Table $$\PageIndex{1}$$: Specific Heat Capacities for common substances.
Substance Symbol (state) Specific Heat (J/g °C)   Substance Symbol (state) Specific Heat (J/g °C)
helium He(g) 5.193   aluminum Al(s) 0.897
water H2O(l) 4.184   carbon dioxide CO2(g) 0.853
ethanol C2H6O(l) 2.376   Silicon Si(s) 0.712
ice H2O(s) 2.093 (at −10 °C)   argon Ar(g) 0.552
water vapor H2O(g) 1.864   iron Fe(s) 0.449
nitrogen N2(g) 1.040   copper Cu(s) 0.385
air mixture 1.007   gold Au(s) 0.129
oxygen O2(g) 0.918   lead Pb(s) 0.128

Note: Metals have low heat capacities and thus undergo rapid temperature rises when heat is applied.

Exercise $$\PageIndex{3}$$

If you add the same amount of heat to an equal mass of liquid water, solid gold, and solid iron, which would end up having the highest temperature?

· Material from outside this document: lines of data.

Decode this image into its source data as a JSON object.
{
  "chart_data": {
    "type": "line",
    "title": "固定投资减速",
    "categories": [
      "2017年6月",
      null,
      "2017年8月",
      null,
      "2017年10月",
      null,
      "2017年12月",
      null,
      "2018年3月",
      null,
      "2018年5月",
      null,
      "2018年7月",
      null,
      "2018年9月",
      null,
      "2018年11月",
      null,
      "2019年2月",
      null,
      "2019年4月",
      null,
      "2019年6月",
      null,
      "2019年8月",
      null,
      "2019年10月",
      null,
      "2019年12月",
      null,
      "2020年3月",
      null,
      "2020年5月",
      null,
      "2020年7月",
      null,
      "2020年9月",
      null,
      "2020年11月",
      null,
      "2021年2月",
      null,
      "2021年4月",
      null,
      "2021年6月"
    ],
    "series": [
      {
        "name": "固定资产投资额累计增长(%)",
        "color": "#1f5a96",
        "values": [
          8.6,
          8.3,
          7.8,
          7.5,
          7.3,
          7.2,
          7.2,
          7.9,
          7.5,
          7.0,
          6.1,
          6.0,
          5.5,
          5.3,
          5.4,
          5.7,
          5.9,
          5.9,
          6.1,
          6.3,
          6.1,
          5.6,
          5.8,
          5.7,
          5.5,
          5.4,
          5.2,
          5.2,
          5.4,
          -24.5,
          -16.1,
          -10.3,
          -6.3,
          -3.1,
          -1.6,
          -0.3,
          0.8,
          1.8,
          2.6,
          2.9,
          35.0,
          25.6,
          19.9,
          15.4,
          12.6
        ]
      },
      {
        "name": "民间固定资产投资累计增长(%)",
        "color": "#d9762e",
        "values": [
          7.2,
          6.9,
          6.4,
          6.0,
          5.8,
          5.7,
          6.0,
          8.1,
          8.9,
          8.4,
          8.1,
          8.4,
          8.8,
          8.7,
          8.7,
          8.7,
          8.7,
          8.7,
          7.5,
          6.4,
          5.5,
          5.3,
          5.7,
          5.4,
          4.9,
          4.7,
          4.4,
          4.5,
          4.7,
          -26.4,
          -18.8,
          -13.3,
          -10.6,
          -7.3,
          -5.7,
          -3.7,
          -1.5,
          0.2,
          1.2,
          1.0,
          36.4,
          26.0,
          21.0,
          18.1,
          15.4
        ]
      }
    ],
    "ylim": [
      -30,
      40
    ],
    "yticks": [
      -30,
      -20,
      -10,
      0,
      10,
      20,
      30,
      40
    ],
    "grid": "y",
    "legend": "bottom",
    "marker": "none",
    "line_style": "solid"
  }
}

Solid Gold. They all have the same mass and are exposed to the same amount of heat. So, the one with the lowest specific heat would have the highest temperature. It has the lowest resistance to temperature change when exposed to heat. If you ever reached into an oven to grab your food with a gold bracelet on, you may have experience the low specific heat capacity of gold. Metals have low heat capacities and thus undergo rapid temperature rises when heat is applied.

Example $$\PageIndex{1}$$

What is the final temperature if 100.0 J is added to 10.0 g of aluminum at 25oC? $$c){Al} = 0.902\,J/(g.^oC)$$. For extra help watch video $$\PageIndex{2}$$, which solves this problem.

Solution

$T_f=T_i+\frac{q}{mc}=25^oC+\frac{100.0\,J}{10.0\,g(\frac{0.902\,J}{g \cdot ^0C})}=36.1^oC \nonumber$

### Specific heat capacity can be used to identify an unknown substance

The specific heat capacity is a physical property of the material a substance is composed of and can be used to help identify the substance the way density can help identify an incompressible substance like a solid or liquid. It should be noted that two substances can have the same specific heat capacity just as two substances can have the same density, but for example, if the heat capacity of a clear liquid is not 1 cal/goC, the substance can not be pure water.

Example $$\PageIndex{2}$$

You have an unknown metal that is either Al, Cu, Ag or Fe and want to identify it. Upon adding 51.26J to 10.0G of the metal its temperature is raised by 22oC

Solution

Calculate the specific heat capacity and relate to those on table Table $$\PageIndex{1}$$. The metal is silver and this problem is solved in Video $$\PageIndex{3}$$

Exercise $$\PageIndex{4}$$

Can you use the specific heat capacity to tell the difference between lead and gold?

No, gold had a specific heat capacity of 0.129J/goC and lead of 0.128J/goC. The thousandths position is uncertain and so to three significant digits, you can not differentiate between these two samples (you report all certain and the first uncertain, so if you have a measurement of 0.128, you are not really sure of the 0.008 value.